Perjanjian akhirnya menemukan jalan tengah. Menurut diskusi terbaru, perjanjian tersebut tidak akan mengizinkan imbalan pasif, artinya pengguna tidak akan mendapatkan bunga hanya dengan memegang stablecoin, yang menjadi kekhawatiran bagi bank.
Tetapi itu akan memungkinkan reward berbasis aktivitas, di mana pengguna dapat memperoleh manfaat dengan menggunakan stablecoin untuk pembayaran atau di platform.
Komunitas kripto optimis
Nic Puckrin, CEO Coin Bureau, juga menekankan bahwa waktu semakin habis.

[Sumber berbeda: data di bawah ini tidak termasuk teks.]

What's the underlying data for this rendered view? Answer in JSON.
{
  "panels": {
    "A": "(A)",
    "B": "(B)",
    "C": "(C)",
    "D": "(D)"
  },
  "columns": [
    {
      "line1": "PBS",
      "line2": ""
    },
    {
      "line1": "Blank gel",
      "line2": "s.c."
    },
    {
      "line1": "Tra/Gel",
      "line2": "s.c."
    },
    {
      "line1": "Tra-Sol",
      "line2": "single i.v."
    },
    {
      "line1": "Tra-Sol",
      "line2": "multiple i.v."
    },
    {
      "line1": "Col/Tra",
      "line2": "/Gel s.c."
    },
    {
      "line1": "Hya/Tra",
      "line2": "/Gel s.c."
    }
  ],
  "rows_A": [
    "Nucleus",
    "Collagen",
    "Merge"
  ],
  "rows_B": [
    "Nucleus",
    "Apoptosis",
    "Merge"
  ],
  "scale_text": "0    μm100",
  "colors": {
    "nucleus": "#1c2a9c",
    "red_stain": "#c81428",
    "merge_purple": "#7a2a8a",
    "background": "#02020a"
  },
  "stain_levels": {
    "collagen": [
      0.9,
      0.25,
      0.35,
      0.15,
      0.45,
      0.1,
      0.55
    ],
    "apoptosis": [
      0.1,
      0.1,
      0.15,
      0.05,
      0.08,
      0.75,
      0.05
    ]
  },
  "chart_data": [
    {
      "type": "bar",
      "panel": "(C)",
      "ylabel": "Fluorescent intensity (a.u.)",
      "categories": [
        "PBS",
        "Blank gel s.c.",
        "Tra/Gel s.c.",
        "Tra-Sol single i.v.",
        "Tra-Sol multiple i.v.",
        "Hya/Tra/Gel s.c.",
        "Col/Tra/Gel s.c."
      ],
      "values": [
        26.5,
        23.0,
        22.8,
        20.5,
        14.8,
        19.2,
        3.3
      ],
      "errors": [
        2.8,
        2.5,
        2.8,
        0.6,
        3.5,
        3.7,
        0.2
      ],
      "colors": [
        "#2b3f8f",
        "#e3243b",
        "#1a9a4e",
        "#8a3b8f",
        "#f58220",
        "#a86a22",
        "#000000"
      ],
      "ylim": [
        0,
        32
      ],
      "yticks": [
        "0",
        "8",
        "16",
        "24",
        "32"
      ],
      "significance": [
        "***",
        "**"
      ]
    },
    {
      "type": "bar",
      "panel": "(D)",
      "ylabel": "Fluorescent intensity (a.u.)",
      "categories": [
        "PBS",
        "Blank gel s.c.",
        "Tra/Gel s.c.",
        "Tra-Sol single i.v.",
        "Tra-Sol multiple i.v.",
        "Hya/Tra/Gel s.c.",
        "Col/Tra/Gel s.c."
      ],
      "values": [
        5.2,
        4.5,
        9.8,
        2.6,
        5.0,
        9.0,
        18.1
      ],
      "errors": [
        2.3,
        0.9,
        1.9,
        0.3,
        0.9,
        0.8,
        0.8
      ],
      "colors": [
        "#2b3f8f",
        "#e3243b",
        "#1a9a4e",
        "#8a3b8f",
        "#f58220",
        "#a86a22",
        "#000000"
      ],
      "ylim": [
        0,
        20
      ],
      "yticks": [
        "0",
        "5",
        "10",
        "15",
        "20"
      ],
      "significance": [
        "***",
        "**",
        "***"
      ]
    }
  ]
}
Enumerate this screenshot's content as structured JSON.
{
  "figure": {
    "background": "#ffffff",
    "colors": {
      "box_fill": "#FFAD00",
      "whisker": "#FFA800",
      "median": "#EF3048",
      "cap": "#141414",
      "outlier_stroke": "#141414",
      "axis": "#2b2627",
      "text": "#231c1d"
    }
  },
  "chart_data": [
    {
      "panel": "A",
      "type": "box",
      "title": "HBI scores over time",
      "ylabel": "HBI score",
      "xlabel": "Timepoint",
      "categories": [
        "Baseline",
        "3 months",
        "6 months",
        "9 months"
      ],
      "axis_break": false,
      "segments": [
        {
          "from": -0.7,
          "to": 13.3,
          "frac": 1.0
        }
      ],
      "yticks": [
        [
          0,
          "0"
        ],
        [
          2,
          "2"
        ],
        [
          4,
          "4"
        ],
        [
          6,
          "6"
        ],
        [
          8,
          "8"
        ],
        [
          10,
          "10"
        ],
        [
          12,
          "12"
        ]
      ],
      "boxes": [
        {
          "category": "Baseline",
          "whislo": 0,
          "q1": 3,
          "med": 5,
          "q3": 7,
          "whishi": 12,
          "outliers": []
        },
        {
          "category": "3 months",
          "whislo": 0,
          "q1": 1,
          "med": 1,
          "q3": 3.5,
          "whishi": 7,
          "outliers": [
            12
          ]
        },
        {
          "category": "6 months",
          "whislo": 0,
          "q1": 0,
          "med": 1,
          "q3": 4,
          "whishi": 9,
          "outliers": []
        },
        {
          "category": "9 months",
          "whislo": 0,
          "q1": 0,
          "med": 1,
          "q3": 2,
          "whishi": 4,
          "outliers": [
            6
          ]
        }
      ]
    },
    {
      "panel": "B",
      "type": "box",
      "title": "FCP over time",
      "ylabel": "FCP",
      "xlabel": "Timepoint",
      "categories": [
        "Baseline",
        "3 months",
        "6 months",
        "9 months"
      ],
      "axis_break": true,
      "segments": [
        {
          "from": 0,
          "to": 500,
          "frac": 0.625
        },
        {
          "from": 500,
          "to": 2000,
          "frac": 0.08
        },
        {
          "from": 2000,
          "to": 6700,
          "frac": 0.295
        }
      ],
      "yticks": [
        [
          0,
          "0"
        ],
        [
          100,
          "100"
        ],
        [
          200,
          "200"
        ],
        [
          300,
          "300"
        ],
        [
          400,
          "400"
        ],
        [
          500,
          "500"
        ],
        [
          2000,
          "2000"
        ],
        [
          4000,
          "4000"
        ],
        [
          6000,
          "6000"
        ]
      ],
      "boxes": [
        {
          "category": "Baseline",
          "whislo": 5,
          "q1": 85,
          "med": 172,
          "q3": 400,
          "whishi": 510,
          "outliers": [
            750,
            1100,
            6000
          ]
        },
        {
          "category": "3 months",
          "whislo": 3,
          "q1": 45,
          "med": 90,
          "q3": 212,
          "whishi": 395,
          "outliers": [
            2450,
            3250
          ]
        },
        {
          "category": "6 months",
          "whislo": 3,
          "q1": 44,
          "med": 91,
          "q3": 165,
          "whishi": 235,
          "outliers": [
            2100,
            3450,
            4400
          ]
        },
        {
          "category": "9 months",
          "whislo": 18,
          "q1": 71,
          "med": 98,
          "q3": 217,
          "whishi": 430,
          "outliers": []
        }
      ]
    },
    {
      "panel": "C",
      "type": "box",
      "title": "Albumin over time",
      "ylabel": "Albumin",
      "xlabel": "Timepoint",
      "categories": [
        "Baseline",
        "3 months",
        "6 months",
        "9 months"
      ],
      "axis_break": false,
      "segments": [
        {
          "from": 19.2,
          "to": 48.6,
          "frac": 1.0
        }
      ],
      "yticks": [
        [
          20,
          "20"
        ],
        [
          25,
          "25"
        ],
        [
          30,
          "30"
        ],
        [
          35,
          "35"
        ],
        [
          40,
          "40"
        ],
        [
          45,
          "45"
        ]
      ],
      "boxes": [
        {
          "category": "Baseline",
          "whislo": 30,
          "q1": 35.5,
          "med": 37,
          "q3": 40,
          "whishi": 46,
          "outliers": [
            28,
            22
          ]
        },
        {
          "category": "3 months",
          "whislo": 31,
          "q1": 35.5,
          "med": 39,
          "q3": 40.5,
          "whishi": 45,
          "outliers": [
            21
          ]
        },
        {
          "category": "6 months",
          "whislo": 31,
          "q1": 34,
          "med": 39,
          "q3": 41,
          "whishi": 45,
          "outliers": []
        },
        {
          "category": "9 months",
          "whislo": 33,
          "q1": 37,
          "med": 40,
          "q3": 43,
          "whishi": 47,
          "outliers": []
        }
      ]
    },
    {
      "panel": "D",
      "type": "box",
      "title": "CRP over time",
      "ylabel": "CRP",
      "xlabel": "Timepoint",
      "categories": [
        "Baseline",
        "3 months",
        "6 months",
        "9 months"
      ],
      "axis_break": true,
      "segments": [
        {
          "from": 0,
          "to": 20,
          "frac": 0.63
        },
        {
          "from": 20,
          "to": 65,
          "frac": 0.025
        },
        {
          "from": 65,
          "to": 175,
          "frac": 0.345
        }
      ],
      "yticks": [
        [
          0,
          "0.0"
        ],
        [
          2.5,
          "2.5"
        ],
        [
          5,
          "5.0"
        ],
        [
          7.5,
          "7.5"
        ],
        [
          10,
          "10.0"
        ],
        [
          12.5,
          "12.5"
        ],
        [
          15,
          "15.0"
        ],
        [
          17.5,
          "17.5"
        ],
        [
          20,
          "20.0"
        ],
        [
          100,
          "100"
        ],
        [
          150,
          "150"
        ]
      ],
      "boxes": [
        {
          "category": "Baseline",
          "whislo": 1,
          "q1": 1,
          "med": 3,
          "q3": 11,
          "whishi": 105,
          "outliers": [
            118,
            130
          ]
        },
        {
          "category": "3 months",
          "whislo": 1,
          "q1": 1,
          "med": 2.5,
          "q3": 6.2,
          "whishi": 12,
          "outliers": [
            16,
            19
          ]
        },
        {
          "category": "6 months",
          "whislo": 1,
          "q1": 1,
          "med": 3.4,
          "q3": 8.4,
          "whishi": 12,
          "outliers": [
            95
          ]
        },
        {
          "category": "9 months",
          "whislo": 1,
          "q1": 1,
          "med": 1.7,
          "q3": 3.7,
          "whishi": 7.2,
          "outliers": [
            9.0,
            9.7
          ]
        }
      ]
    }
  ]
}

Ia mengatakan bahwa jika Undang-Undang CLARITY tidak disetujui oleh Komite Perbankan Senat pada akhir April, undang-undang tersebut bisa “mati” hingga 2027, karena para pembuat kebijakan akan segera beralih fokus ke pemilu tengah masa jabatan 2026.
Namun, Puckrin optimis dengan hati-hati, karena ia mengatakan,
Kemarin, kesepakatan imbal hasil stablecoin terjadi. Para senator + Gedung Putih mencapai kompromi mengenai masalah tepat yang telah menghambat ini selama berbulan-bulan.
Dia menambahkan,
Ini belum selesai. Tetapi jalan baru saja terbuka. Pantau April dengan saksama.
Peluang Polymarket naik
Perubahan ini sudah terlihat dalam sentimen pasar. Di Polymarket, peluang Undang-Undang CLARITY menjadi undang-undang pada tahun 2026 melonjak dari 60% menjadi 70% dalam hanya satu hari setelah pembaruan pada 20 Maret.

Ini menunjukkan bahwa semakin banyak orang percaya bahwa penundaan panjang dalam pengambilan keputusan akhirnya akan berakhir.
Jika momentum ini berlanjut dan undang-undang tersebut disahkan antara April dan Mei, hal ini bisa berdampak besar. Ini dapat membawa sejumlah besar investasi dan membuat pasar kripto bekerja lebih efisien.
Lebih penting lagi, undang-undang ini akan menggantikan regulasi yang tidak jelas dan menempatkan AS sebagai pusat kripto global. Oleh karena itu, seperti yang diharapkan, semua mata tertuju pada apa yang akan datang selanjutnya untuk Undang-Undang CLARITY.
Ringkasan Akhir
- Kompromi imbal hasil stablecoin telah memecah kebuntuan selama berbulan-bulan, mendekatkan Undang-Undang CLARITY pada kenyataan.
- Tekanan politik dari pemilihan paruh waktu 2026 yang akan datang dapat menunda kemajuan jika tenggat waktu terlewat.